The report stated that this year alone, 75 poorest countries throughout Africa, South America and the Pacific Islands, as well as South, Central and Southeast Asia, are expected to pay China $22 billion.
Despite a wider decline in its global lending, China continues to finance strategic and resource-rich partners.
The biggest recipients of new loans are neighboring countries like Pakistan, Kazakhstan, and Mongolia, as well as developing nations that export critical minerals or battery metals, including Argentina, Brazil, the Democratic Republic of Congo, and Indonesia.
While China has denied using debt for political control, the report found new loans were often given to countries that recently cut diplomatic ties with Taiwan—such as Honduras and the Solomon Islands.
The Lowy report warned that the record-high debt owed to China could be exploited as “political leverage,” especially given the significant cuts to foreign aid under the Trump administration.
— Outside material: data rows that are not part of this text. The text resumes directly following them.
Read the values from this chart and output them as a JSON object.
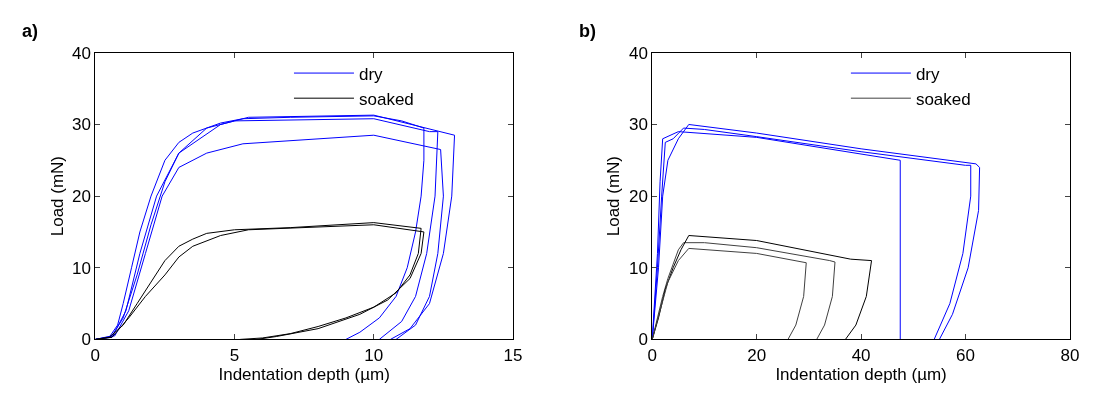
{
  "chart_data": [
    {
      "type": "line",
      "title": "a)",
      "xlabel": "Indentation depth (µm)",
      "ylabel": "Load (mN)",
      "xlim": [
        0,
        15
      ],
      "xticks": [
        0,
        5,
        10,
        15
      ],
      "ylim": [
        0,
        40
      ],
      "yticks": [
        0,
        10,
        20,
        30,
        40
      ],
      "legend": "top right",
      "marker": "none",
      "line_style": "solid",
      "series": [
        {
          "name": "dry",
          "color": "#0000ff",
          "x": [
            0,
            0.5,
            0.8,
            1,
            1.3,
            1.6,
            2,
            2.5,
            3,
            3.5,
            4.5,
            5.3,
            7,
            10,
            11,
            11.8,
            11.8,
            11.7,
            11.5,
            11.2,
            10.8,
            10.2,
            9.5,
            9
          ],
          "values": [
            0,
            0.3,
            2,
            5,
            10,
            15,
            20,
            25,
            27.5,
            28.8,
            30.2,
            30.8,
            31,
            31.2,
            30.5,
            29.5,
            25,
            20,
            15,
            10,
            6,
            3,
            1,
            0
          ]
        },
        {
          "color": "#0000ff",
          "x": [
            0,
            0.6,
            1,
            1.5,
            2,
            2.5,
            3,
            4,
            5,
            10,
            12,
            12.3,
            12.2,
            11.9,
            11.5,
            11,
            10.2
          ],
          "values": [
            0,
            0.5,
            3,
            9,
            16,
            22,
            26,
            29.5,
            30.5,
            30.8,
            29,
            29,
            20,
            12,
            6,
            2.5,
            0
          ]
        },
        {
          "color": "#0000ff",
          "x": [
            0,
            0.7,
            1.2,
            1.8,
            2.4,
            3,
            4,
            5.3,
            10,
            12.4,
            12.5,
            12.3,
            12,
            11.5,
            10.8
          ],
          "values": [
            0,
            0.5,
            4,
            12,
            20,
            24,
            26,
            27.3,
            28.5,
            26.5,
            20,
            12,
            6,
            2,
            0
          ]
        },
        {
          "color": "#0000ff",
          "x": [
            0,
            0.6,
            1.1,
            1.6,
            2.2,
            3,
            4.5,
            5.5,
            10,
            12.9,
            12.8,
            12.5,
            12,
            11.3,
            10.6
          ],
          "values": [
            0,
            0.3,
            4,
            12,
            20,
            26,
            30,
            31,
            31.3,
            28.5,
            20,
            12,
            5,
            1.5,
            0
          ]
        },
        {
          "name": "soaked",
          "color": "#000000",
          "x": [
            0,
            0.5,
            1,
            1.5,
            2,
            2.5,
            3,
            3.5,
            4,
            5,
            7,
            10,
            11.7,
            11.6,
            11.3,
            10.8,
            10,
            9,
            8,
            7,
            6,
            5.2
          ],
          "values": [
            0,
            0.3,
            2,
            5,
            8,
            11,
            13,
            14,
            14.8,
            15.3,
            15.6,
            16.3,
            15.5,
            12,
            9,
            6.5,
            4.5,
            3,
            1.8,
            0.8,
            0.2,
            0
          ]
        },
        {
          "color": "#000000",
          "x": [
            0,
            0.6,
            1.2,
            1.8,
            2.5,
            3,
            3.5,
            4.5,
            5.5,
            10,
            11.8,
            11.7,
            11.3,
            10.5,
            9.5,
            8,
            6.5,
            5.8
          ],
          "values": [
            0,
            0.3,
            3,
            6,
            9,
            11.5,
            13,
            14.5,
            15.3,
            16,
            15,
            12,
            8.5,
            5.5,
            3.5,
            1.5,
            0.4,
            0
          ]
        }
      ]
    },
    {
      "type": "line",
      "title": "b)",
      "xlabel": "Indentation depth (µm)",
      "ylabel": "Load (mN)",
      "xlim": [
        0,
        80
      ],
      "xticks": [
        0,
        20,
        40,
        60,
        80
      ],
      "ylim": [
        0,
        40
      ],
      "yticks": [
        0,
        10,
        20,
        30,
        40
      ],
      "legend": "top right",
      "marker": "none",
      "line_style": "solid",
      "series": [
        {
          "name": "dry",
          "color": "#0000ff",
          "x": [
            0,
            1,
            1.8,
            2.5,
            4,
            6,
            10,
            20,
            40,
            60,
            61,
            61,
            59.5,
            57,
            54
          ],
          "values": [
            0,
            10,
            20,
            27.5,
            28,
            29.5,
            29.3,
            28.3,
            26.2,
            24.3,
            24.3,
            20,
            12,
            5,
            0
          ]
        },
        {
          "color": "#0000ff",
          "x": [
            0,
            1.2,
            2,
            3,
            5,
            7,
            20,
            40,
            62,
            62.7,
            62.5,
            60.5,
            57.5,
            55
          ],
          "values": [
            0,
            10,
            20,
            25,
            28,
            30,
            28.8,
            26.6,
            24.5,
            24,
            18,
            10,
            3.5,
            0
          ]
        },
        {
          "color": "#0000ff",
          "x": [
            0,
            1,
            1.5,
            2,
            5,
            20,
            47.5,
            47.5
          ],
          "values": [
            0,
            12,
            22,
            28,
            29,
            28.2,
            25,
            0
          ]
        },
        {
          "name": "soaked",
          "color": "#404040",
          "x": [
            0,
            1,
            2,
            3,
            4,
            5,
            6,
            10,
            20,
            34,
            35,
            34.5,
            33,
            31.5
          ],
          "values": [
            0,
            3,
            6,
            8.5,
            10.5,
            12.5,
            13.5,
            13.5,
            12.8,
            11,
            10.8,
            6,
            2,
            0
          ]
        },
        {
          "color": "#000000",
          "x": [
            0,
            1.2,
            2.5,
            4,
            5.5,
            7,
            20,
            38,
            42,
            41,
            39,
            37
          ],
          "values": [
            0,
            3,
            7,
            10,
            12.5,
            14.5,
            13.8,
            11.2,
            11,
            6,
            2,
            0
          ]
        },
        {
          "color": "#404040",
          "x": [
            0,
            1.5,
            3,
            5,
            7,
            20,
            29.5,
            29,
            27.5,
            26
          ],
          "values": [
            0,
            4,
            8,
            11,
            12.7,
            12,
            10.7,
            6,
            2,
            0
          ]
        }
      ]
    }
  ]
}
Without increased international support, the report says debt repayments will continue to divert resources from development, fuel political instability, and weaken Western influence on the global stage.
“China is grappling with a dilemma of its own making: it faces growing diplomatic pressure to restructure unsustainable debt, and mounting domestic pressure to recover outstanding debts, particularly from its quasi-commercial institutions,” the report states. “But a retrenchment in Western aid and trade is compounding difficulties for developing countries while squandering any geopolitical advantage for the West.”